A B C D E F G H I L M O P R S T U X
An As Av

Average

Averages are used a lot in football. Yet, an average lacks a lot of context. A player who scores an average of one goal per match, could have gotten that average by scoring ten goals in the first match (against an easy opponent) and then not scored at all for the next nine matches. So a weighted average might already be better than a simple average, although some people feel that you then introduce more subjectivity. This is not the case. An average is as subjective as a weighted average. The only difference is that often there is less convergence of opinion on a weighted average than on a simple average. By introducing weights you introduce more elements where people can disagree.

Most often average are take over many data points. That also makes an average insensitive. That means that if a player suddenly starts to do better or worse, it takes a lot of time before you see that change in the averages. Especially when preparing for the upcoming match, it is often much better to look at measures that are more sensitive to change than an average.

For player recruitment scouts are looking for players who are above average. But here there are pitfalls too. If your club is above average, it doesn’t tell you much if you learn that player A is above average for the league. That player is probably better than a player who is below the league average, but he still might weaken the team given that the team itself is also above average. 

In fact even if your club is below the league average and you can hire a player whose is above the league average, then you still don’t know whether he is going to strengthen the team. For you have to also look at the player he is going to replace in the team. If that player is one of your star players and even better than the above average player, hiring this above average player is still going to weaken your team. Of course, if the only other option is a below league average player, then hiring the above league average player is the least bad option. But simply stating that a player is above the league average is not enough to conclude that he will strengthen the team.

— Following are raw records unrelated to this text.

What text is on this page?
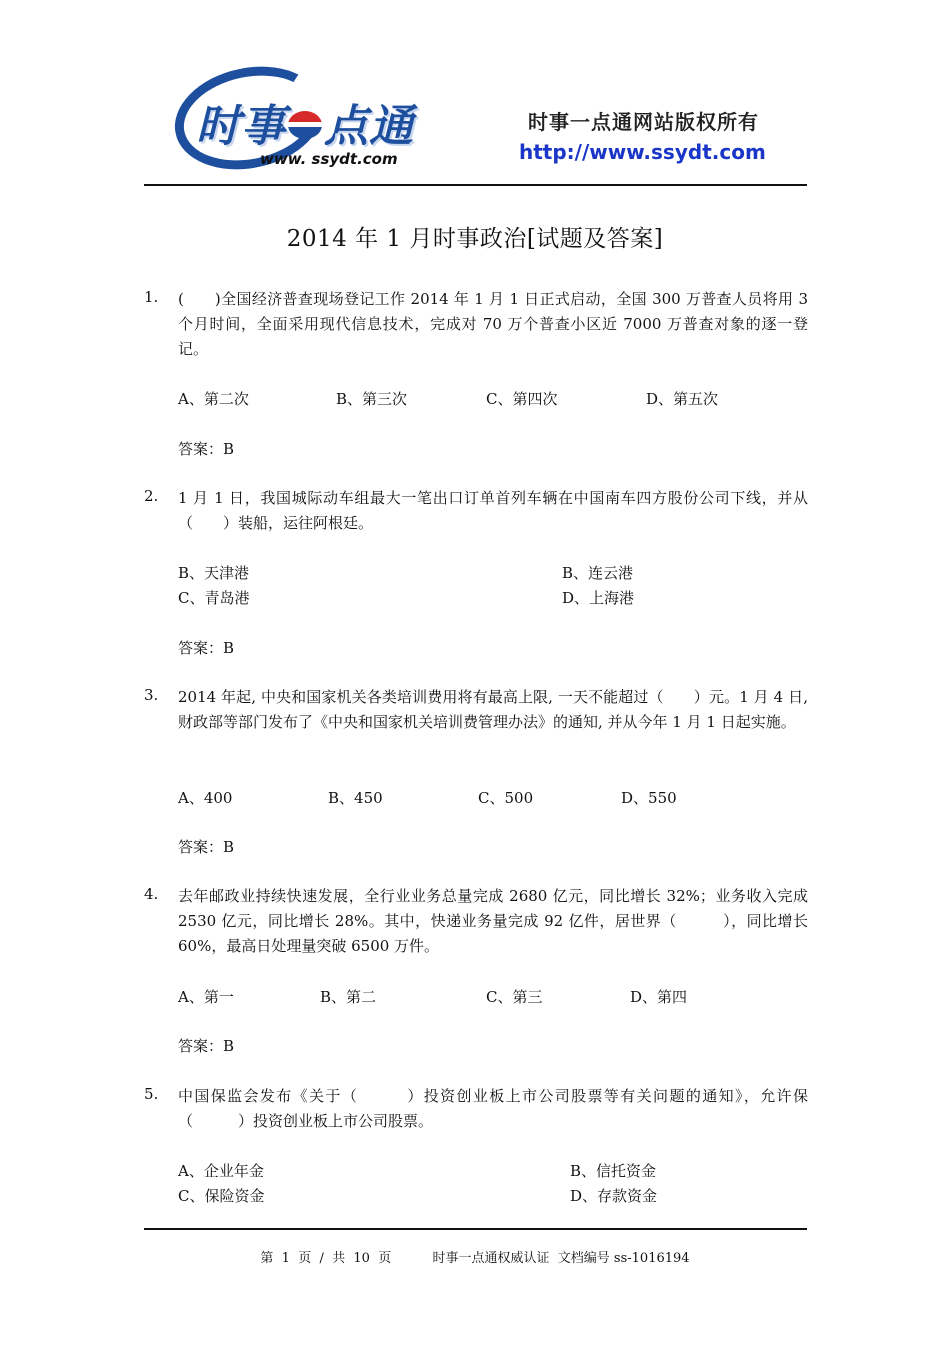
时事 点通
www. ssydt.com
时事一点通网站版权所有
http://www.ssydt.com
2014 年 1 月时事政治[试题及答案]
1. (　　)全国经济普查现场登记工作 2014 年 1 月 1 日正式启动，全国 300 万普查人员将用 3 个月时间，全面采用现代信息技术，完成对 70 万个普查小区近 7000 万普查对象的逐一登记。
A、第二次	B、第三次	C、第四次	D、第五次
答案：B
2. 1 月 1 日，我国城际动车组最大一笔出口订单首列车辆在中国南车四方股份公司下线，并从（　　）装船，运往阿根廷。
B、天津港	B、连云港
C、青岛港	D、上海港
答案：B
3. 2014 年起, 中央和国家机关各类培训费用将有最高上限, 一天不能超过（　　）元。1 月 4 日, 财政部等部门发布了《中央和国家机关培训费管理办法》的通知, 并从今年 1 月 1 日起实施。
A、400	B、450	C、500	D、550
答案：B
4. 去年邮政业持续快速发展，全行业业务总量完成 2680 亿元，同比增长 32%；业务收入完成 2530 亿元，同比增长 28%。其中，快递业务量完成 92 亿件，居世界（　　　），同比增长 60%，最高日处理量突破 6500 万件。
A、第一	B、第二	C、第三	D、第四
答案：B
5. 中国保监会发布《关于（　　　）投资创业板上市公司股票等有关问题的通知》，允许保（　　　）投资创业板上市公司股票。
A、企业年金	B、信托资金
C、保险资金	D、存款资金
第  1  页  /  共  10  页          时事一点通权威认证  文档编号 ss-1016194
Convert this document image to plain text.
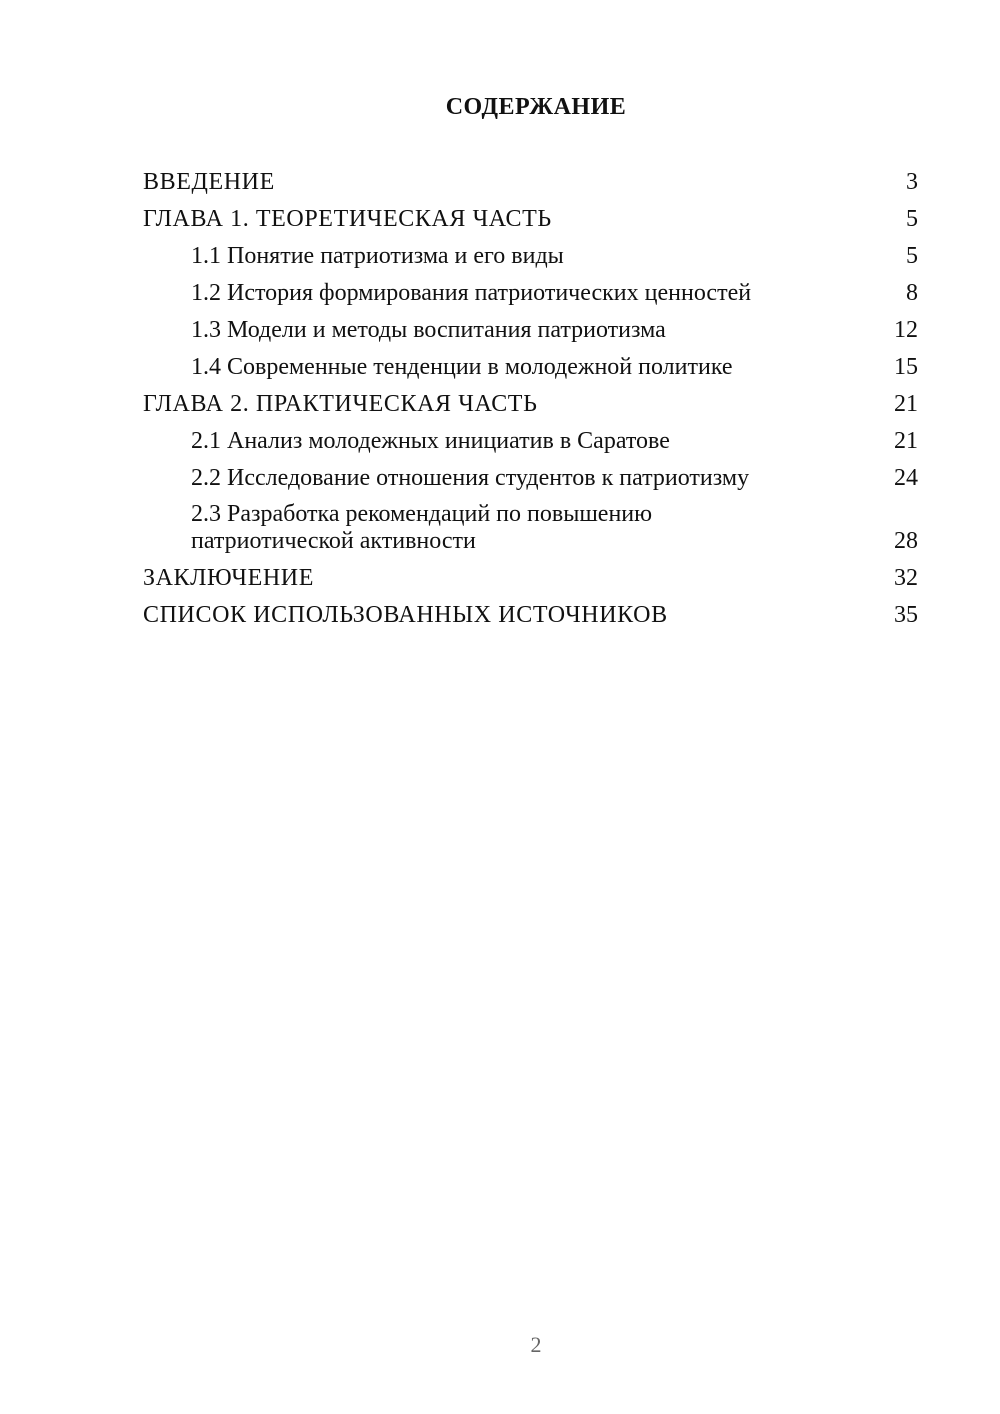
СОДЕРЖАНИЕ
ВВЕДЕНИЕ	3
ГЛАВА 1. ТЕОРЕТИЧЕСКАЯ ЧАСТЬ	5
1.1 Понятие патриотизма и его виды	5
1.2 История формирования патриотических ценностей	8
1.3 Модели и методы воспитания патриотизма	12
1.4 Современные тенденции в молодежной политике	15
ГЛАВА 2. ПРАКТИЧЕСКАЯ ЧАСТЬ	21
2.1 Анализ молодежных инициатив в Саратове	21
2.2 Исследование отношения студентов к патриотизму	24
2.3 Разработка рекомендаций по повышению
патриотической активности	28
ЗАКЛЮЧЕНИЕ	32
СПИСОК ИСПОЛЬЗОВАННЫХ ИСТОЧНИКОВ	35
2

The same goes for stating that a player is in the top 5% percentile, or even the top 1% percentile. If data shows that a player is above the league average, that only means that he is in the top 50% percentile. So placing the player in the top 5% percentile already gives you much more information. Nevertheless, if the player he needs to replace or the team itself is in the top 1% percentile, then even a top 5% player can weaken the team.

The average of multiple variables

In reality most clubs don’t work with a single variable to determine whether a player is above or below the league average. Although it can be done. You can summarize many data points or averages in an average of averages. But in most cases clubs are looking at a lot of different variables. Players can be above average for a couple of those and below average for other variables.

With multiple variables it becomes even harder to use averages to see whether a player is going to strengthen or weaken the team. Looking at playing style helps a bit, but it remains uncertain whether a player can replicate his stats in a different team. Here is where the eye of human scout works wonders. In one case we were looking for a winger and a striker for an average club in the Dutch Eredivisie. I had found a striker that had nice stats in the FBM statistics I have developed. The very seasoned scout I work with told me he was no good as a striker, but that he was an interesting option for that club as a winger.

When the head scout at the club saw that we proposed this striker as an option, he also expressed a dislike for this player. Yet, when I explained that we weren’t proposing him as the center forward, but as a winger his face lit up. “Yes” he said, “I can see him excel as a winger indeed.” That is one of the many reasons why you always combine data scouting with video and live scouting. The human brain is still a wonderful biocomputer to find solutions where digital computers have a hard time coming up with the right solution.

When looking at multiple variables, it is important to be very skeptical of reports telling you that player X is above average or in the top 5% percentile in regard to skill Y. For instance In a player report I read, the consultancy firm was praising a central defender for being in the top 5% of the best defenders to support the attack because his goals per minute was very high. Then I looked in the underlying data. What was the case? This defender playing in the Premier League scored twice in the 16/17 season playing little more than 3000 minutes. Then in the 17/18 season he scored three times! And in just 2000 minutes played! That was a big boost for his goals per minute, but of course the underlying data demonstrated (a) that the difference between scoring two times or three times is pretty much a matter of happenstance and (b) that he played only 2000 minutes instead of 3000 minutes indicated that the manager did not appreciate him the way the consultancy firm concluded. This report was used to try and get this defender to play at a bigger club for a better salary and hefty transfer fee. The transfer did not happen and in the 18/19 season this defender only played 1000 minutes and did not score at all.

Such a presentation are not only misleading, but even if the underlying data is solid, then it is still risky. Our mind tends to focus and remember outstanding stats and overlook and forget all other stats. This is part of how confirmation bias works. Our unconscious mind then only processes the highlights of a player. Through associative learning our brain then connects good feelings to this player. Feelings that our conscious mind interprets as a good intuition. For that reason it is important to really delve deep into the underlying data of an average or risk making mistakes. Fortunately, in my experience that people working for clubs really do delve deep and often get very annoyed and distrustful (which is a good thing) when data providers can’t explain how they arrived at a certain value of a variable or an average.